Other smoker details worth knowing
A lit smoker gives off a light level of 13, one step below a torch at 14. An active smoker also puts out smoke particles and a soft crackling sound, which makes it a nice ambient block for kitchens, campsites, and village builds.
A smoker keeps cooking whether or not its interface is open and whether or not you are standing nearby, as long as it has both fuel and raw food loaded. Like a furnace, it pauses progress if the chunk unloads, then picks up where it left off once you return to the area.
Tips and common mistakes
The most frequent mistake is trying to smelt non-food items. A smoker is food only, so keep a normal furnace nearby for ore, glass, and stone jobs.
The second is mining a smoker without a pickaxe and losing the block. It looks like stone and behaves like stone, so treat it like stone and equip a pickaxe first.
If you are cooking in bulk, drop a full stack of raw food into the input slot before you worry about fuel. The smoker will work through the whole stack from one loading, and topping off fuel as it runs lets you match fuel to the exact amount of food.
Finally, do not scrap your furnace once you have a smoker. The two work best side by side, and adding a blast furnace gives you a clean three block station that handles every cooking and smelting job in the game.
Frequently asked questions
How much faster is a smoker than a furnace?
A smoker cooks food twice as fast. A furnace takes 10 seconds per item, and a smoker takes 5 seconds for the same item.
Does a smoker use more fuel than a furnace?
No. It burns fuel twice as fast but also cooks twice as fast, so the fuel cost per item is identical. One piece of coal cooks 8 food items in either block.
Can a smoker smelt ore or sand?
No. A smoker only cooks food. Use a furnace for sand, clay, and stone, and a blast furnace for ore and raw metal.
What logs do I need to craft a smoker?
Any wood type works. Logs, stripped logs, wood blocks, and stripped wood all count, and you can mix different woods in the same recipe.
Can you cook kelp in a smoker?
Yes. Kelp counts as a smoker recipe and turns into dried kelp, which you can eat or craft into dried kelp blocks for fuel.
How do I turn a villager into a butcher?
Place an unclaimed smoker next to an unemployed adult villager. When they claim it, they become a butcher and open up meat related trades.
Does cooking in a smoker give XP?
Yes.
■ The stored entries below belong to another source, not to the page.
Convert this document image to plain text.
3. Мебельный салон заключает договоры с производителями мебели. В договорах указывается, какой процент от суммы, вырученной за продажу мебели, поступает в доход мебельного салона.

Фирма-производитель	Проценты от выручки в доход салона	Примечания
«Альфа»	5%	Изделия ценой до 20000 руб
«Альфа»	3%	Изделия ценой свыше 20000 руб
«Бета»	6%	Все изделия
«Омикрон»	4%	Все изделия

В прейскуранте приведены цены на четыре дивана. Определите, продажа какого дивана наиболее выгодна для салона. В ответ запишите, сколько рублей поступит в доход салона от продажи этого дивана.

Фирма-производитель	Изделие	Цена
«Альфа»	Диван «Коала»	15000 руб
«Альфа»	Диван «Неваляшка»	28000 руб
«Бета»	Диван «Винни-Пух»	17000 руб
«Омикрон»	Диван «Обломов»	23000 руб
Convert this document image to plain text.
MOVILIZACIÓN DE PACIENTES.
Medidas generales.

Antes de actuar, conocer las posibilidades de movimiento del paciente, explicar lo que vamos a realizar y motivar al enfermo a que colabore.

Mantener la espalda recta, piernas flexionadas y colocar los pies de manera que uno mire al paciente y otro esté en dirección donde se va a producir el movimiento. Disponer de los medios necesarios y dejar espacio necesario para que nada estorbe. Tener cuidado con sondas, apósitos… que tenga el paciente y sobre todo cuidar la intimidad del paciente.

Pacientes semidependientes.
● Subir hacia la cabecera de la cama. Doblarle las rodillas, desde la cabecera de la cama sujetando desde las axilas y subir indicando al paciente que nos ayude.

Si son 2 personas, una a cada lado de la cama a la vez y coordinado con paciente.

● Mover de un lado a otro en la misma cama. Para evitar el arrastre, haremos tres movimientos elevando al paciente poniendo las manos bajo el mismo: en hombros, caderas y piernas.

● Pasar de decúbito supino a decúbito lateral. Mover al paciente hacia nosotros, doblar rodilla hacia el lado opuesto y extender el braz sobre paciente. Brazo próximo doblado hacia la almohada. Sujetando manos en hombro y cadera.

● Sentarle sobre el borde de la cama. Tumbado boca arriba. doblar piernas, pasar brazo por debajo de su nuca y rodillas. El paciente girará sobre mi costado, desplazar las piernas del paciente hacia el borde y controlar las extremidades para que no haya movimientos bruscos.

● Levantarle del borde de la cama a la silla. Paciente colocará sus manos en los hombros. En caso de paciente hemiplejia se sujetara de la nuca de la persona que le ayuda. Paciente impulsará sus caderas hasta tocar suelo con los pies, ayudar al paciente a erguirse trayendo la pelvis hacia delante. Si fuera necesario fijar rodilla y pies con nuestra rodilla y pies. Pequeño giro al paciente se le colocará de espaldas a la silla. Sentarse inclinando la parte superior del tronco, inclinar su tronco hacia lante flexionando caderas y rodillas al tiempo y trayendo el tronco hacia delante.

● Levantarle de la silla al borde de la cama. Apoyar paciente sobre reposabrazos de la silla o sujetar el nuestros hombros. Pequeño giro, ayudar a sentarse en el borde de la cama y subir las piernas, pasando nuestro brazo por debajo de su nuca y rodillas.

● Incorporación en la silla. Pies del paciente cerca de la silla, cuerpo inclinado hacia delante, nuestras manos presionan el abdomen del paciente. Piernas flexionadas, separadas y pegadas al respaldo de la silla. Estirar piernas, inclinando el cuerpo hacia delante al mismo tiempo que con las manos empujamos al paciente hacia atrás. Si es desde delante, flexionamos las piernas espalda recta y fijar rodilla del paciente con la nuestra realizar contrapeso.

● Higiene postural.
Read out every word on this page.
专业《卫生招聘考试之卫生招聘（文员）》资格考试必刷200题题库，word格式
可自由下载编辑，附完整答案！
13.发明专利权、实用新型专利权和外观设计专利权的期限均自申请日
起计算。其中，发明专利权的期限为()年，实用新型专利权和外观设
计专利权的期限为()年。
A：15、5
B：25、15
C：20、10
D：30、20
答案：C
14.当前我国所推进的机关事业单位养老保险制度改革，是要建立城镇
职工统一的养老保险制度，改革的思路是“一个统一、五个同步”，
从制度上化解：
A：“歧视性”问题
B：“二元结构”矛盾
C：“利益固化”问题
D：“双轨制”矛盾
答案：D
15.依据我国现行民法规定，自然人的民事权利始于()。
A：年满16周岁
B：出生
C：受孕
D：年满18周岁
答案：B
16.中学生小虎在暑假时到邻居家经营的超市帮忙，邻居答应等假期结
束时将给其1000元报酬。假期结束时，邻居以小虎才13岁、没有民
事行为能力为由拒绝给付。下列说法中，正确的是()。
Collecting cooked food from a smoker drops experience, the same as a furnace. The XP is stored in the block until you take the finished items out.
Is a smoker worth making?
For any survival world where you hunt, fish, or run an animal farm, a smoker pays for itself within a day or two of cooking. Build one early, keep a furnace beside it for everything else, and your kitchen is sorted for the rest of the world.